A Kiev i primi convogli russi fermati dall’esercito ucraino avevano al seguito carri con vestiti di gala. “I russi non pensavano a questa reazione ed erano pronti a indossare gli abiti belli come per una festa di liberazione dei russi in Ucraina. Così hanno sempre descritto e stanno descrivendo sui loro canali d’informazione questa guerra. Le cose non sono andate come sperava Putin. Allora ha iniziato a bombardare anche con ordigni proibiti da trattati e convenzioni internazionali. Mi hanno raccontato che dietro all’esercito russo che sta arrivando a Kiev vi sono combattenti di una regione caucasica ai quali sarebbe stato ordinato di sparare a chi indietreggia. Metodi staliniani. E altre voci parlano di una minaccia di bombe chimiche e di atti di terrorismo a Chernobyl per poi accusare l’esercito ucraino. Fanno di tutto per distruggere”.
“Ora è il momento di fargli capire velocemente che deve smettere, con un’azione politica ed economica ancora più dura”. Le parole di don Igor sembrano fare eco a quelle di alcuni analisti che hanno indicato questa azione di forza di Putin come la sua fine.

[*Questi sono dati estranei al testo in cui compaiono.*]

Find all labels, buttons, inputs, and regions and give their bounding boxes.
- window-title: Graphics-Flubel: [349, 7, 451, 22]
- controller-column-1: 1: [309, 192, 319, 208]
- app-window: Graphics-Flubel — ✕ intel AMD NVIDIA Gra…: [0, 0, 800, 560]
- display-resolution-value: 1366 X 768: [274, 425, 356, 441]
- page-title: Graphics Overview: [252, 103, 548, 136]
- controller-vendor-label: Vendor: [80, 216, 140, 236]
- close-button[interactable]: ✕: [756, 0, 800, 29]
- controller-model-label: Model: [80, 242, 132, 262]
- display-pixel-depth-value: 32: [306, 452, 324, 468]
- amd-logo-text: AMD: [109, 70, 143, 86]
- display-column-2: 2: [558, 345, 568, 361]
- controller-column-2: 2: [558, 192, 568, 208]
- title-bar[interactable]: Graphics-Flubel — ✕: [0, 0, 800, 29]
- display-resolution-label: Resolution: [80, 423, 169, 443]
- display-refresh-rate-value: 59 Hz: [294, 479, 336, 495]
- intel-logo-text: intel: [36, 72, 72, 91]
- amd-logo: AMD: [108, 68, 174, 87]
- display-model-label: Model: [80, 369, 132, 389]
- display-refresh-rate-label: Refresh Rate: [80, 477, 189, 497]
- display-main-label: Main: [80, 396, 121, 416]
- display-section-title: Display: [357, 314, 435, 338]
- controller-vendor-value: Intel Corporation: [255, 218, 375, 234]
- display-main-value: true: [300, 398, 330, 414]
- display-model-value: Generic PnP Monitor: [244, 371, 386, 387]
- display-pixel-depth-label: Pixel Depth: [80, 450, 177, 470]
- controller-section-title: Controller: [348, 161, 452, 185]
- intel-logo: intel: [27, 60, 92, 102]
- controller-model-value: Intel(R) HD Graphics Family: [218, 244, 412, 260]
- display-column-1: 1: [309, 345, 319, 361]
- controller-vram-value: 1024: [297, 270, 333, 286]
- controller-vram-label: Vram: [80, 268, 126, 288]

Se sarà così non lo possiamo sapere. La cosa certa è che la guerra porta solo morte, dolore e distruzione e di questo lo ‘zar’ si sta macchiando. Ma c’è chi in Russia non la pensa come il Governo; c’è una nazione, l’Ucraina, che resiste; c’è un mondo intero che si sta muovendo a sostegno della popolazione aggredita. Don Igor è sul fronte a dare il proprio contributo come pastore, come volontario e come ‘combattente’ di una resistenza da guardare con rispetto e con quella ammirazione che solo le gesta eroiche di chi crede negli ideali di pace e libertà sa ispirare.